Social media may also cause difficulties if one spouse or partner is regularly spending much of their 'home time' on the laptop or smartphone, checking and sending work-related texts and emails.
"That has a potentially damaging effect on a relationship.
"It cuts the other person out and makes them feel they're not valued by that other person – it can ruin the emotional intimacy of a relationship," she says.
And if one partner regularly brings an internet-enabled device into bed, it can eat into a couple's sexual intimacy, Bernadette warns.
But that's not the end of it – for many people the phenomenon continues to cause problems following the break-up of their relationship.
"There is the temptation to go on to the ex-partner's page and check out what they are up to," she says.
"It prolongs the pain of relationship breakdown because you can see your ex moving on with their life and having a new relationship."
* Not his real name
Tonight at 8 pm, Fergal Rooney will be giving a public lecture entitled 'Insights and helpful hints on Managing the impact of social media on relationships'. The lecture which will take place at Saint John of God Hospital in Stillorgan in Dublin, is part of the hospital's free public lecture series.

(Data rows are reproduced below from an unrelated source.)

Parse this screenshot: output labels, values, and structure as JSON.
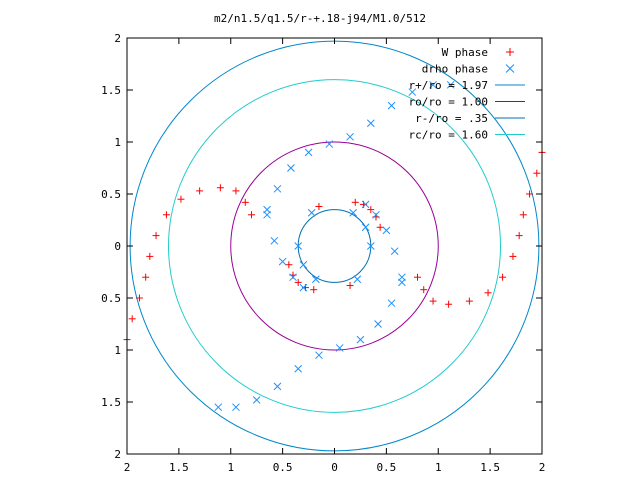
{
  "chart_data": {
    "type": "scatter",
    "title": "m2/n1.5/q1.5/r-+.18-j94/M1.0/512",
    "xlim": [
      -2,
      2
    ],
    "ylim": [
      -2,
      2
    ],
    "x_ticks": [
      -2,
      -1.5,
      -1,
      -0.5,
      0,
      0.5,
      1,
      1.5,
      2
    ],
    "y_ticks": [
      -2,
      -1.5,
      -1,
      -0.5,
      0,
      0.5,
      1,
      1.5,
      2
    ],
    "x_tick_labels": [
      "2",
      "1.5",
      "1",
      "0.5",
      "0",
      "0.5",
      "1",
      "1.5",
      "2"
    ],
    "y_tick_labels": [
      "2",
      "1.5",
      "1",
      "0.5",
      "0",
      "0.5",
      "1",
      "1.5",
      "2"
    ],
    "grid": false,
    "legend_position": "top-right",
    "series": [
      {
        "name": "W phase",
        "kind": "points",
        "marker": "plus",
        "color": "#ff0000",
        "points": [
          [
            -2.0,
            -0.9
          ],
          [
            -1.95,
            -0.7
          ],
          [
            -1.88,
            -0.5
          ],
          [
            -1.82,
            -0.3
          ],
          [
            -1.78,
            -0.1
          ],
          [
            -1.72,
            0.1
          ],
          [
            -1.62,
            0.3
          ],
          [
            -1.48,
            0.45
          ],
          [
            -1.3,
            0.53
          ],
          [
            -1.1,
            0.56
          ],
          [
            -0.95,
            0.53
          ],
          [
            -0.86,
            0.42
          ],
          [
            -0.8,
            0.3
          ],
          [
            2.0,
            0.9
          ],
          [
            1.95,
            0.7
          ],
          [
            1.88,
            0.5
          ],
          [
            1.82,
            0.3
          ],
          [
            1.78,
            0.1
          ],
          [
            1.72,
            -0.1
          ],
          [
            1.62,
            -0.3
          ],
          [
            1.48,
            -0.45
          ],
          [
            1.3,
            -0.53
          ],
          [
            1.1,
            -0.56
          ],
          [
            0.95,
            -0.53
          ],
          [
            0.86,
            -0.42
          ],
          [
            0.8,
            -0.3
          ],
          [
            -0.15,
            0.38
          ],
          [
            0.15,
            -0.38
          ],
          [
            0.2,
            0.42
          ],
          [
            0.28,
            0.4
          ],
          [
            0.35,
            0.35
          ],
          [
            0.4,
            0.28
          ],
          [
            0.44,
            0.18
          ],
          [
            -0.2,
            -0.42
          ],
          [
            -0.28,
            -0.4
          ],
          [
            -0.35,
            -0.35
          ],
          [
            -0.4,
            -0.28
          ],
          [
            -0.44,
            -0.18
          ]
        ]
      },
      {
        "name": "drho phase",
        "kind": "points",
        "marker": "cross",
        "color": "#1e90ff",
        "points": [
          [
            -0.65,
            0.35
          ],
          [
            -0.55,
            0.55
          ],
          [
            -0.42,
            0.75
          ],
          [
            -0.25,
            0.9
          ],
          [
            -0.05,
            0.98
          ],
          [
            0.15,
            1.05
          ],
          [
            0.35,
            1.18
          ],
          [
            0.55,
            1.35
          ],
          [
            0.75,
            1.48
          ],
          [
            0.95,
            1.55
          ],
          [
            1.12,
            1.55
          ],
          [
            0.65,
            -0.35
          ],
          [
            0.55,
            -0.55
          ],
          [
            0.42,
            -0.75
          ],
          [
            0.25,
            -0.9
          ],
          [
            0.05,
            -0.98
          ],
          [
            -0.15,
            -1.05
          ],
          [
            -0.35,
            -1.18
          ],
          [
            -0.55,
            -1.35
          ],
          [
            -0.75,
            -1.48
          ],
          [
            -0.95,
            -1.55
          ],
          [
            -1.12,
            -1.55
          ],
          [
            -0.22,
            0.32
          ],
          [
            -0.35,
            0.0
          ],
          [
            -0.3,
            -0.18
          ],
          [
            -0.18,
            -0.32
          ],
          [
            0.22,
            -0.32
          ],
          [
            0.35,
            0.0
          ],
          [
            0.3,
            0.18
          ],
          [
            0.18,
            0.32
          ],
          [
            -0.65,
            0.3
          ],
          [
            -0.58,
            0.05
          ],
          [
            -0.5,
            -0.15
          ],
          [
            -0.4,
            -0.3
          ],
          [
            -0.3,
            -0.4
          ],
          [
            0.65,
            -0.3
          ],
          [
            0.58,
            -0.05
          ],
          [
            0.5,
            0.15
          ],
          [
            0.4,
            0.3
          ],
          [
            0.3,
            0.4
          ]
        ]
      },
      {
        "name": "r+/ro = 1.97",
        "kind": "circle",
        "r": 1.97,
        "color": "#0088cc"
      },
      {
        "name": "ro/ro = 1.00",
        "kind": "circle",
        "r": 1.0,
        "color": "#990099"
      },
      {
        "name": "r-/ro = .35",
        "kind": "circle",
        "r": 0.35,
        "color": "#0070b0"
      },
      {
        "name": "rc/ro = 1.60",
        "kind": "circle",
        "r": 1.6,
        "color": "#22cccc"
      }
    ]
  }
}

'Instead of a chat after a film, he'd want to update his status'
Justine's relationship hit stormy waters after her boyfriend opened his first Facebook page and became obsessed with the social media site:
"He was constantly on his smartphone or laptop, checking his messages," she recalls.
He gradually developed separation anxiety, becoming noticeably restless if he wasn't able to check his messages often enough.
Eventually, she recalls, his fixation began to disrupt their quality 'couple time' – after a while they couldn't sit down and enjoy a DVD together.
"He couldn't focus on the film – he kept checking his messages.
"He'd go out with me to the cinema or to a restaurant and he was constantly checking the phone."
Once the film or the meal was over, she says, rather than chat with her about the evening they'd just spent together, her boyfriend would open his phone and start posting opinions about the film or the restaurant on Facebook.
Eventually, she says, the relationship broke down – "his addiction to social media was a factor in our break-up," she says.
* Not her real name
Tips for safeguarding your relationship
* Agree an evening watershed on the use of social media.
* Discuss the option of making meal-times technology-free.
* If issues are cropping up around social media use, sit down and address them.
* Recognise that your relationship must be a priority, and if your partner is unhappy with your use of social media, you must re-negotiate the situation.
* Ask yourself if you and your partner can sit down and enjoy one another's company without access to smart technology – or do you quickly become restless and dissatisfied?